State of New York Supreme Court, Appellate Division Third Judicial Department


June 25, 2009

IN THE MATTER OF ANTHONY BENNETT, PETITIONER,
v.
BRIAN FISCHER, AS COMMISSIONER OF CORRECTIONAL SERVICES, RESPONDENT.

MEMORANDUM AND JUDGMENT

Calendar Date: May 13, 2009

Before: Peters, J.P., Spain, Kane, McCarthy and Garry, JJ.

Proceeding pursuant to CPLR article 78 (transferred to this Court by order of the Supreme Court, entered in Albany County) to review a determination of respondent which found petitioner guilty of violating certain prison disciplinary rules.
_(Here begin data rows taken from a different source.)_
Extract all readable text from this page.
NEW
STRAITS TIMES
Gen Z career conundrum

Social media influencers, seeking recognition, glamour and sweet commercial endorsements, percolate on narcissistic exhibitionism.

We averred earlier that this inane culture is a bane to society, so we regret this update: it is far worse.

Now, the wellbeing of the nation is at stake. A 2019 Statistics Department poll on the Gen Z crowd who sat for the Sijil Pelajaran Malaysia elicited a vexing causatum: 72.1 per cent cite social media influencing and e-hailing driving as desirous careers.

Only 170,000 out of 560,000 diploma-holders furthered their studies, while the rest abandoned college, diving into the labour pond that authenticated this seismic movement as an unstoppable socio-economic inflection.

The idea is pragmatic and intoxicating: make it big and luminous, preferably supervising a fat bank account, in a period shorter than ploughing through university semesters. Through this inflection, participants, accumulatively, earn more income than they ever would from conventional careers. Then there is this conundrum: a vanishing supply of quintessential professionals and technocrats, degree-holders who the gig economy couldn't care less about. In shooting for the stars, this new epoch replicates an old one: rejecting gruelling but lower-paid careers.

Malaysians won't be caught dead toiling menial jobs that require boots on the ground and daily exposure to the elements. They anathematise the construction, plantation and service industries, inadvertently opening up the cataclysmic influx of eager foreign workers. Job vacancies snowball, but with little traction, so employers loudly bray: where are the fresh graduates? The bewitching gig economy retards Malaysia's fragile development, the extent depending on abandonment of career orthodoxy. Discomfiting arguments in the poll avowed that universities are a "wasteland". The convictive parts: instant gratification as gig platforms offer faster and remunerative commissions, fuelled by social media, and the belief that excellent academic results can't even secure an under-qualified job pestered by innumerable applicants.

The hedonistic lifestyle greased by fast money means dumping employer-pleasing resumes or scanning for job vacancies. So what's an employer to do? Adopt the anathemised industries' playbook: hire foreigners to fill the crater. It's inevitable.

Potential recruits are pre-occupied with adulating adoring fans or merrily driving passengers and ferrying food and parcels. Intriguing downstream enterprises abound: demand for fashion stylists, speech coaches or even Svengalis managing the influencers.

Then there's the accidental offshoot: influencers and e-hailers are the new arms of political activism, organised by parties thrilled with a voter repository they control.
After petitioner, an inmate, erroneously received two books through the prison mail that were intended for another inmate with the same name, he attempted to return them to the publisher to obtain a refund. Petitioner thereafter was charged in a misbehavior report with solicitation, providing misleading statements and committing a Penal Law offense. Following a tier III disciplinary hearing, petitioner was found guilty and a penalty was imposed. Upon administrative review, respondent dismissed the finding of guilt for committing a Penal Law offense, citing lack of evidence, but affirmed the penalty.

Petitioner thereafter commenced this CPLR article 78 proceeding and we now confirm.

The documentary evidence, including information from the Attorney General's investigation as well as the misbehavior report and the confidential information considered by the Hearing Officer, provide substantial evidence to support the determination of petitioner's guilt (see Matter of Perretti v Fischer, 58 AD3d 999, 1000 [2009], lv denied 12 NY3d 709 [2009]; Matter of Morillo v Goord, 38 AD3d 947, 947 [2007]). Contrary to petitioner's contention, the Hearing Officer had the discretion to deny employee assistance to aid in his defense where he did not fall within one of the enumerated classifications that mandate assistance (see 7 NYCRR 251-4.1; Matter of Alston v Goord, 25 AD3d 852, 853 [2006]). Moreover, the record before us indicates that petitioner's hearing was conducted in a fair and impartial manner, and the determination was not the result of any alleged bias (see Matter of Chavis v Goord, 58 AD3d 954, 955 [2009]; Matter of Burgess v Selsky, 50 AD3d 1347, 1348 [2008]).

We find petitioner's remaining contentions to be either unpreserved or without merit.

Peters, J.P., Spain, Kane, McCarthy and Garry, JJ., concur.

ADJUDGED that the determination is confirmed, without costs, and petition dismissed.